Cook is but one of the 72 players who earned all-state recognition under Neely in either basketball or volleyball, and she's also part of a large collection of Lady Pioneers who went on to play at the collegiate level.

Upon her retirement in 2014, Neely said: "Not many people get to do something they love, and at the same place, for 50 years, so I feel blessed. My hobby is watching kids have fun and grow into fine young women and being a part of their families. I never wanted to do anything else. And hopefully I've been a positive influence in their lives."

photo Staff file photo / East Ridge volleyball coach Catherine Neely talks to her players on the sideline during a home match against Central on Sept. 19, 2013. A reception celebrating Neely's 50th year coaching volleyball at East Ridge was held after the match.

If numbers alone had been important to Neely, she certainly would not have coached without pay for the first 10 years of her career, as she did before the volleyball staff began receiving a stipend.

It is fitting that the nickname for the school's athletic teams is Pioneers, because in many ways that is what Neely was throughout her career. Only 21 years old, and fresh out of the University of Chattanooga when she began coaching at East Ridge in 1964, she was instrumental in helping Tennessee Secondary School Athletic Association officials implement Title IX when it was passed 48 years ago, helping grow girls' sports - particularly basketball and volleyball - not only throughout Chattanooga but across the state.

"I'm sure lots of folks will look at her list of accomplishments, but those of us who knew her best will always talk about the person she was first," former TSSAA executive director Ronnie Carter said. "When you look at her impact on basketball, volleyball and as an administrator, it's just unreal all that she did to contribute to so many lives.

"Catherine was first class in everything she did, just one of the great ones that we've ever had as a coach and mentor and someone who truly cared about her community. What a tremendous loss. Particularly for the Chattanooga area, but really for high school athletics in our entire state."

Neely's death comes just one week after the passing of Clifford Kirk, another local prep coaching legend and hall of famer. Kirk won more than 1,300 games and 10 state softball titles in a career that spanned 30-plus years at Hixson, Soddy-Daisy and Sale Creek.

In 2012, Neely became the first female in Tennessee to be inducted into the National High School Hall of Fame and is a member of six other halls of fame, including those for the TSSAA, Tennessee State and Greater Chattanooga Sports.

Twice she was named Hamilton County teacher of the year before retiring from the classroom in 1997.
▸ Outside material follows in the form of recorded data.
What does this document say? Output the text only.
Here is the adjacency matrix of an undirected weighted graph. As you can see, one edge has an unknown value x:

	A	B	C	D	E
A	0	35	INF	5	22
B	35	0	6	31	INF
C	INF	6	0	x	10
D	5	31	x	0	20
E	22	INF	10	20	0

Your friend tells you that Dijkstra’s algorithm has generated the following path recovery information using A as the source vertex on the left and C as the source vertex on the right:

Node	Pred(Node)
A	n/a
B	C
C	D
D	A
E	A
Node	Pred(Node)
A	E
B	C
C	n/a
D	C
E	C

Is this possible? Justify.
Her volleyball teams won 1,395 matches, which ranks third all-time nationally, and made 17 appearances at the state tournament, winning championships in 1997 and 2005 and finishing runner-up in 1988 and '89. She was the national volleyball coach of the year in 2006 and received the USA Volleyball Lifetime Achievement and Service Award in 2008.
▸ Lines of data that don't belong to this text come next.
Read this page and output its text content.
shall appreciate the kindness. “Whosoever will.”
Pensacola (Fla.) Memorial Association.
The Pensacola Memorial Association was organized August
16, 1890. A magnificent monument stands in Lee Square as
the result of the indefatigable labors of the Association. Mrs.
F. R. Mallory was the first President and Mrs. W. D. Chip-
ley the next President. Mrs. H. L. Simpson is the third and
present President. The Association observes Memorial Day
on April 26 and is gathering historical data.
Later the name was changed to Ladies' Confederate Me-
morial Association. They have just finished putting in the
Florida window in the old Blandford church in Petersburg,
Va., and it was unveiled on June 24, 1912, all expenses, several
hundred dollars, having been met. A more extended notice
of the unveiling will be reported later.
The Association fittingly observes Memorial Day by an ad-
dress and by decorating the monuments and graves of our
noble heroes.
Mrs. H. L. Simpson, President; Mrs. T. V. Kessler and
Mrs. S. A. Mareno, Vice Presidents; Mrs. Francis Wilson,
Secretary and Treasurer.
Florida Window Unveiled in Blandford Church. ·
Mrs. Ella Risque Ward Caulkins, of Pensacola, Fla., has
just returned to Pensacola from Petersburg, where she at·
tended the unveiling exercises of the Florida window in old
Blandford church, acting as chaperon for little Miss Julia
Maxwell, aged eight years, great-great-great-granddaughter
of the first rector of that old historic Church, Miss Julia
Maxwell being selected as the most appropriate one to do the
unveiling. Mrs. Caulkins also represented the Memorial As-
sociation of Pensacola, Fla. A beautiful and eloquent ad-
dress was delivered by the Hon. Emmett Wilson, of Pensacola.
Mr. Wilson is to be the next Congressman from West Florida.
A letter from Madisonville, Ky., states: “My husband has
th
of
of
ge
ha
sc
She also compiled a 626-354 overall record as basketball coach for the Lady Pioneers, winning eight district championships and making 28 region tournament appearances. For more than 20 years, she was the school's athletic director, and the gym is rightfully named in her honor.

"Catherine is East Ridge High School," former principal Ed Foster said. "She had her hands on so many more things in the school than just athletics and was such a mentor to so many in life in general.

"I've never seen anyone who was more thorough and more in charge with whatever she was a part of. I have so much respect for her and her body of work. She will be greatly missed by all who were fortunate enough to know her."